В эвакуации в семье имелось две пары валенок: одну носил ее отец, вторую кому нужнее. Поэтому на улицу они могли выходить только по очереди, и будущая моя мама самостоятельно нагоняла пропущенное в школе, чтобы не отставать в учебе от сверстников
Все ее документы пропали в суматохе переездов и бомбежек, и когда ей пришла пора получать паспорт, все сведения были записано с ее слов. Мама выдумала себе красивое имя Рада (я так и не смогла выяснить, как ее назвали при рождении, но родственники часто обращались к ней «Фраденька»), в дате рождения оставила свой год, но указала те число и месяц, когда родился ее любимый брат, в память о нем, а национальность не меняла: еврейка.
***
Мам, а почему ты пошла учиться на обогатителя?

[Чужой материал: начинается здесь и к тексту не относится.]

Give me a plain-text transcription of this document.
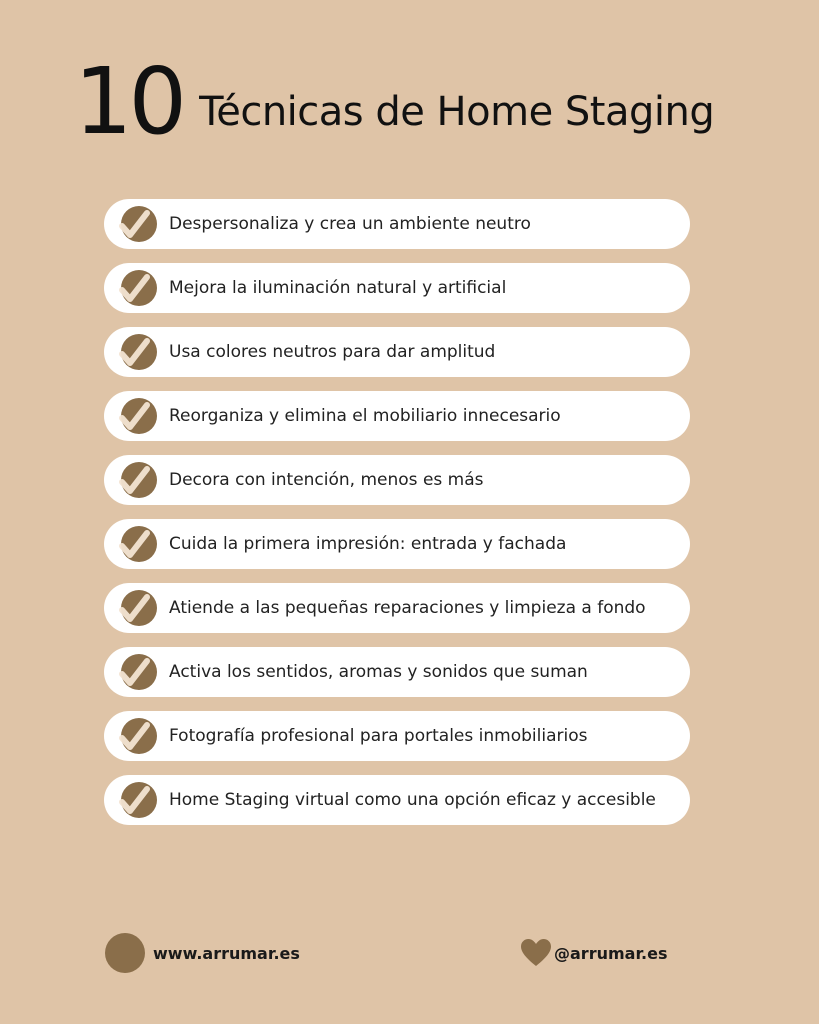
10 Técnicas de Home Staging
Despersonaliza y crea un ambiente neutro
Mejora la iluminación natural y artificial
Usa colores neutros para dar amplitud
Reorganiza y elimina el mobiliario innecesario
Decora con intención, menos es más
Cuida la primera impresión: entrada y fachada
Atiende a las pequeñas reparaciones y limpieza a fondo
Activa los sentidos, aromas y sonidos que suman
Fotografía profesional para portales inmobiliarios
Home Staging virtual como una opción eficaz y accesible
www.arrumar.es	@arrumar.es
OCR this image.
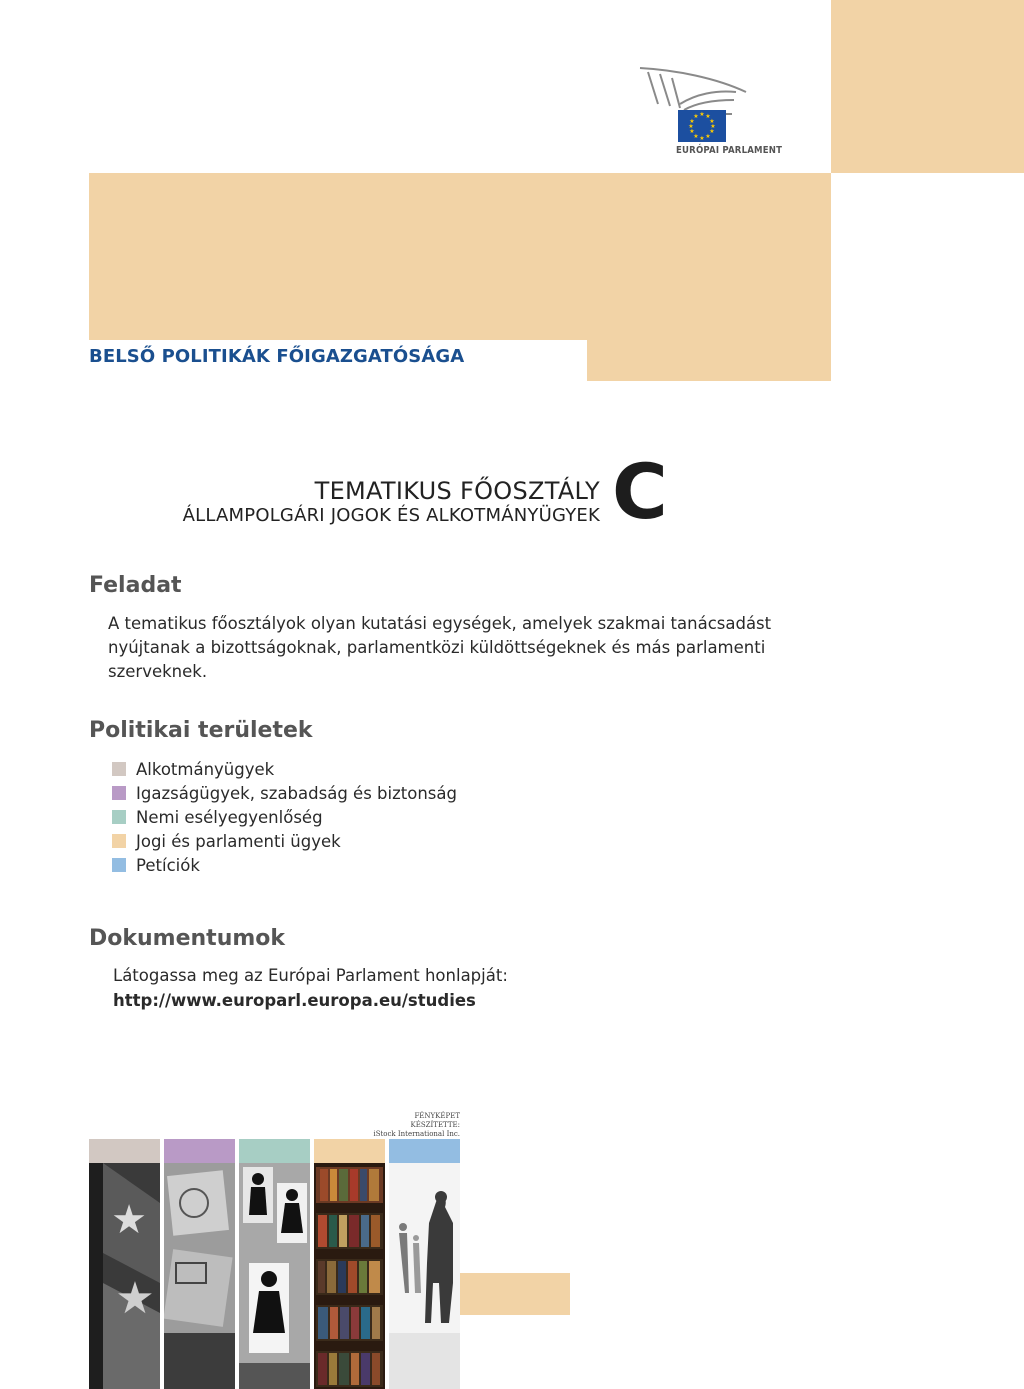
★ ★
★
★
★
★
★
★
★
★
★
★
EURÓPAI PARLAMENT
BELSŐ POLITIKÁK FŐIGAZGATÓSÁGA
TEMATIKUS FŐOSZTÁLY
ÁLLAMPOLGÁRI JOGOK ÉS ALKOTMÁNYÜGYEK C
Feladat
A tematikus főosztályok olyan kutatási egységek, amelyek szakmai tanácsadást nyújtanak a bizottságoknak, parlamentközi küldöttségeknek és más parlamenti szerveknek.
Politikai területek
Alkotmányügyek
Igazságügyek, szabadság és biztonság
Nemi esélyegyenlőség
Jogi és parlamenti ügyek
Petíciók
Dokumentumok
Látogassa meg az Európai Parlament honlapját:
http://www.europarl.europa.eu/studies
FÉNYKÉPET KÉSZÍTETTE:
iStock International Inc.
★
★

Да мы с Любкой решили, что нам нужно в индустриальный страну восстанавливать. Приходим выбирать факультет. На горные специальности только парней берут. Дальше список читаем: «Маркшейдеры». Что это, мы не знали, но слово не понравилось: на «штрейкбрехеры» похоже. И тут «обогатители»! Вот, думаем, это нам подходит: всех обогатим, люди хорошо заживут! Так и пошли.
***
Первый раз мама вышла замуж за сына добрых соседей, когда приехала домой в отпуск с Колымы. Оба яркие, общительные, открытые, привыкшие говорить в лоб все, что думают. Однако мама уравновешенная и правильная, отец взрывной и эксцентричный, но это, наверное, был тот случай, когда противоположности сходятся.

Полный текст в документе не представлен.